Refining MLP CVR Refining likewise reported weak quarterly results, with earnings of $0.11 per share, which missed the consensus estimate by $0.15 per share. One of the primary contributors to the company's poor results, according to CEO Jack Lipinski, is the "exorbitant costs of Renewable Identification Numbers (RINs) under the broken Renewable Fuel Standard (RFS) program." Because of that, and other issues, the partnership has decided not to pay a cash distribution this quarter.
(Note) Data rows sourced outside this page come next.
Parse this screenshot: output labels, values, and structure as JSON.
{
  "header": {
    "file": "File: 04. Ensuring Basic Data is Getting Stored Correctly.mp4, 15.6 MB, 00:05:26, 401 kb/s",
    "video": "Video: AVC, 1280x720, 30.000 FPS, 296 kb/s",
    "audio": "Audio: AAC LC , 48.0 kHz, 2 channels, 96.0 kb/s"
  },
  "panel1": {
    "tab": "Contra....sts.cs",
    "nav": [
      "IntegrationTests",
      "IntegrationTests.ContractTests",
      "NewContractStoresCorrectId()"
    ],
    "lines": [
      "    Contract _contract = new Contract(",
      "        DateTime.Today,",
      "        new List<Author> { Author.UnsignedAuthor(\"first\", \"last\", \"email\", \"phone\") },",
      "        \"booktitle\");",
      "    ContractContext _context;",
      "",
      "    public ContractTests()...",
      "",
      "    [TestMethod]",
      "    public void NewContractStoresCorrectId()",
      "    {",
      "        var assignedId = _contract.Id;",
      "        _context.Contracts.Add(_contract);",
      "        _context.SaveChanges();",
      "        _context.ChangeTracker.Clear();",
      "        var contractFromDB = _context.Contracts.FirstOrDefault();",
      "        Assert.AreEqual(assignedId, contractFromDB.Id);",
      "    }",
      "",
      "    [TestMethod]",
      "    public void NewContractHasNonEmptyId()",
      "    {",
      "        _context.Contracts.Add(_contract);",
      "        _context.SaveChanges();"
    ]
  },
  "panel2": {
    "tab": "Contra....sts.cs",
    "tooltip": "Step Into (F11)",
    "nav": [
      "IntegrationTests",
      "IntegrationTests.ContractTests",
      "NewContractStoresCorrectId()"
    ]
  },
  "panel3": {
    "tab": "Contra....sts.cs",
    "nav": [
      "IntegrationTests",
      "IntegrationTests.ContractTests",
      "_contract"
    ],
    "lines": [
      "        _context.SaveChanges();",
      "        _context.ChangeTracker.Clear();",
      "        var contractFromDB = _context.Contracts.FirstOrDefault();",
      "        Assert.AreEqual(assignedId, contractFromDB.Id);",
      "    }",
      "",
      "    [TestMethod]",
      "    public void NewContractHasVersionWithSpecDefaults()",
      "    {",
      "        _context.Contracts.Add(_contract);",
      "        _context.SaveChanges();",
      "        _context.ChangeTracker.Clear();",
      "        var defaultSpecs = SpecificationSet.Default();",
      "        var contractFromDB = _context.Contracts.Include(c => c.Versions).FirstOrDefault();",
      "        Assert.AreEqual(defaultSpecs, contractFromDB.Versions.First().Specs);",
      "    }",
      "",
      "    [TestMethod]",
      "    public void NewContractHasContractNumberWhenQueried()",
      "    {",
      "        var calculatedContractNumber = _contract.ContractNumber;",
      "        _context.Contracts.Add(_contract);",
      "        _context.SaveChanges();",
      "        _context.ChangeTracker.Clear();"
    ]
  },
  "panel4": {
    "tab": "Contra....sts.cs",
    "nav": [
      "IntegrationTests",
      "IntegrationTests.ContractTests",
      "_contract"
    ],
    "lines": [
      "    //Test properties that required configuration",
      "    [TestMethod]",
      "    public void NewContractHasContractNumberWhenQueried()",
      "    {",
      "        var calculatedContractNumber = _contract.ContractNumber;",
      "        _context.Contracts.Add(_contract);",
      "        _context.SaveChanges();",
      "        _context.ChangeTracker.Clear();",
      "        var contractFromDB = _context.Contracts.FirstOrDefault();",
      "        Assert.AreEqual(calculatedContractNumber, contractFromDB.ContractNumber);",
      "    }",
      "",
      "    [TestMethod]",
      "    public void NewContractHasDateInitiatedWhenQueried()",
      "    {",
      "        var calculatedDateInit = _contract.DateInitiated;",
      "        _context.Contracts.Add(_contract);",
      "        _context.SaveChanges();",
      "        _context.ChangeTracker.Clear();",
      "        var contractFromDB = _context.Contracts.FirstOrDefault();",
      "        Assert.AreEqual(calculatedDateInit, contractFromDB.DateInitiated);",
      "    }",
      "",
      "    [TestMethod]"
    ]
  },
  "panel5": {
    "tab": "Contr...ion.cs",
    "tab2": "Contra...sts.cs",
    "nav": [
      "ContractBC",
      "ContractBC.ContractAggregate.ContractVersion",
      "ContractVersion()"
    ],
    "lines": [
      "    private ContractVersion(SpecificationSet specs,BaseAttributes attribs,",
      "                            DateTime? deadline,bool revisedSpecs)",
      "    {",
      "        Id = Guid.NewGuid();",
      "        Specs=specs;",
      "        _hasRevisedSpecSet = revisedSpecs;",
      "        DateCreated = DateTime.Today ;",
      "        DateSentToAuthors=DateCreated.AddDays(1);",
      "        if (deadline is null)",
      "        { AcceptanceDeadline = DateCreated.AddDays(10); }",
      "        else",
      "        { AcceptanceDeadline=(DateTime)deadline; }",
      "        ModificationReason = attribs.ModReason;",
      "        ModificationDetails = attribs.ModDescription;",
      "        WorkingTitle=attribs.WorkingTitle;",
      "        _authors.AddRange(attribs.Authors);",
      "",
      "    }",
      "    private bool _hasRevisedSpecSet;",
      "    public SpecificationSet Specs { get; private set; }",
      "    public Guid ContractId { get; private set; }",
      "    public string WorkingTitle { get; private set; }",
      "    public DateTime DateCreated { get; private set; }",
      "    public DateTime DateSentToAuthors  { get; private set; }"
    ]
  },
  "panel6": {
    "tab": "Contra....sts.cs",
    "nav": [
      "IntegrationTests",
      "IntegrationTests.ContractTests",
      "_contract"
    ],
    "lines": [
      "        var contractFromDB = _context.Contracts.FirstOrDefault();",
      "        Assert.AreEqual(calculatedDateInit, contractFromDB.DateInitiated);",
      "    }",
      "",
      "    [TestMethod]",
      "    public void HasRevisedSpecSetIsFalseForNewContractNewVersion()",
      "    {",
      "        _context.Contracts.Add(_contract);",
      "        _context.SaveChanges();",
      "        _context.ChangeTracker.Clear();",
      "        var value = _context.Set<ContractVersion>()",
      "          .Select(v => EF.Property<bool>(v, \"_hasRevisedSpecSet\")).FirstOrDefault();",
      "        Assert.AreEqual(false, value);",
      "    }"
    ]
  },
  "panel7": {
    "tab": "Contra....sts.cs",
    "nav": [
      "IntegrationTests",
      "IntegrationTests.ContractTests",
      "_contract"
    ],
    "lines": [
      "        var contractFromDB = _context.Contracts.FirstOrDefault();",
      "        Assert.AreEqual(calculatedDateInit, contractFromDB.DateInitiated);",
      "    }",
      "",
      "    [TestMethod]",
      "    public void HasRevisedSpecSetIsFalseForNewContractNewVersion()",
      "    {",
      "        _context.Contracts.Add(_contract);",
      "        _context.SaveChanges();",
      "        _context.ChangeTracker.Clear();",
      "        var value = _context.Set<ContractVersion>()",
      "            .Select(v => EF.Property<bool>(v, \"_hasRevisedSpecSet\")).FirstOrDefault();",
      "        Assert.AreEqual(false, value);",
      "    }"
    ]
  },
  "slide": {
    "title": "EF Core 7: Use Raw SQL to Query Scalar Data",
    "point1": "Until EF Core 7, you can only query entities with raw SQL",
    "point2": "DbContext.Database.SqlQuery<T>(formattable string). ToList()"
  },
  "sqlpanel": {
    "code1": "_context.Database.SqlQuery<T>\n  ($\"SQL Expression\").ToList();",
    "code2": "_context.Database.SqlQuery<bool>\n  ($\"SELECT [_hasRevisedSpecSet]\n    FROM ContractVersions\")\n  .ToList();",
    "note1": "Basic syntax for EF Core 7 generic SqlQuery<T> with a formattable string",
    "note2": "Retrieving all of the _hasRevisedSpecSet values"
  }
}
Image source: Getty Images.
Oil driller Sanchez Energy's slide this week was due in large part to merger and acquisition activity. The company announced on Monday that it sold some of its Eagle Ford properties to Carrizo Oil & Gas for $181 million. In addition to that, reports later in the week said that the company is in talks to partner with a leading private equity fund to buy Anadarko Petroleum's south Texas oil and gas assets in a deal that could be worth up to $3.5 billion. Given Sanchez's current sub-$2 billion enterprise value, such a deal would be quite large for the company to swallow.
Nordic American Tanker, likewise, sank on expansion news. That came after the company entered into an agreement with a shipyard to construct three new tankers for delivery in the second half of 2018. These new vessels will increase the company's fleet to 33. While Nordic believes that these new additions will bolster its dividend capacity, investors will have to wait until 2018 to see if that is the case.
Investors punished companies that missed earnings expectations this week. Likewise, they also sold off those that are working on major expansions opportunities because falling crude prices made investors uneasy. That said, if the oil market is in the early stages of recovering, then this week's sell-off could soon be a distant memory.